Single-Fiber Endoscope Provides Four-Fold Resolution

By HospiMedica International staff writers
Posted on 27 Mar 2013
A prototype needle-thin endoscope could lead to an era of minimally invasive devices able to view features out of reach of today’s instruments.

Developed by researchers at Stanford University (CA, USA), the so-called micro-endoscope can resolve objects about 2.5 micrometers in size; by comparison, today’s high-resolution endoscopes can resolve objects only to about 10 micrometers, while the naked eye can see objects down to about 125 micrometers. The researchers predict that by boosting the resolution, a fiber endoscope about two-tenths of a millimeter in diameter—just thicker than a human hair—could resolve about 80,000 pixels at a resolution of about three-tenths of a micrometer.

The working prototype is a rigid endoscope that uses a multimode optical fiber; random patterns of light generated by a spatial light modulator pass through a fiber and illuminate a region near the fiber tip. The light reflecting off the object returns through the fiber to a computer, which in turn measures the reflected power of the light and uses adaptive algorithms to reconstruct an image. Surprisingly, the researchers found that the random intensity patterns mixed the modes that can propagate through the fiber, producing four times as much detail in the image. The study describing the fiber endoscope was published on January 15, 2013, in Optics Express.

“Previous single-fiber endoscopes were limited in resolution to the number of modes in the fiber, so this is a fourfold improvement,” said lead author Joseph Kahn, PhD, a professor of electrical engineering at the Stanford. “The unconventional algorithm we used for image reconstruction was the key to revealing the hidden image detail.”

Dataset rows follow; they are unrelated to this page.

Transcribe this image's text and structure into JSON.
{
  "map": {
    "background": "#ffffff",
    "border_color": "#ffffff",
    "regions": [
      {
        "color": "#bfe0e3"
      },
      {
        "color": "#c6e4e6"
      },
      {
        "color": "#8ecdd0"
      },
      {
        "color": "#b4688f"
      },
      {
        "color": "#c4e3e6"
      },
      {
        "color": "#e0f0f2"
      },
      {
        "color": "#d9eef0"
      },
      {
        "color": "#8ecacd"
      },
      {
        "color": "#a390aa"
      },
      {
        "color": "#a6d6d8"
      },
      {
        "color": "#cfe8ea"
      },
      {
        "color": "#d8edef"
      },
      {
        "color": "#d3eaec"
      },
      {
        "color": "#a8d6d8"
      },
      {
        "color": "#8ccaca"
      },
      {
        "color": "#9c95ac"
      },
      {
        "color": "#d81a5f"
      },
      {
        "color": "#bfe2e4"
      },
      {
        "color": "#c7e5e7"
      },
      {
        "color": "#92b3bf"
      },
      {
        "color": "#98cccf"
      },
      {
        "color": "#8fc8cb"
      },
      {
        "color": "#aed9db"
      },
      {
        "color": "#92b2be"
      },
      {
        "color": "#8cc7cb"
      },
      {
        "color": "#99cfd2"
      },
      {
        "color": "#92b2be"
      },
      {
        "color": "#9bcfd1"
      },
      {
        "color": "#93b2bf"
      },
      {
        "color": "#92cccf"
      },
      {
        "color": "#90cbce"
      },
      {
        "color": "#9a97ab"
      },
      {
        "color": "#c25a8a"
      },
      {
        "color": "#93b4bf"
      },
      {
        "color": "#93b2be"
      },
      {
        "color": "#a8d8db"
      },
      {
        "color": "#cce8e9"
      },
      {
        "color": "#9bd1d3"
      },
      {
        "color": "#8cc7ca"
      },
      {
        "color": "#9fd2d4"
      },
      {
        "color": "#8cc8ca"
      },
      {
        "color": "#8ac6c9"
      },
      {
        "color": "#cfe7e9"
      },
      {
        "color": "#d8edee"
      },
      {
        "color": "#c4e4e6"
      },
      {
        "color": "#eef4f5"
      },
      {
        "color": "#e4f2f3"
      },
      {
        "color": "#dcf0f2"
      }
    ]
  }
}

The main limiting factor at this point is that the fiber must remain straight, since bending a multimode fiber scrambles the image beyond recognition. To keep it so, the fiber is placed in a thin needle for insertion. The result is a combination of a rigid endoscope, which uses relatively thick, rod-shaped lenses to yield good images, and a flexible endoscope that usually employs bundles of tens of thousands of individual fibers, each conveying a single pixel of the image. Both types of endoscopes are bulky and have limited resolution.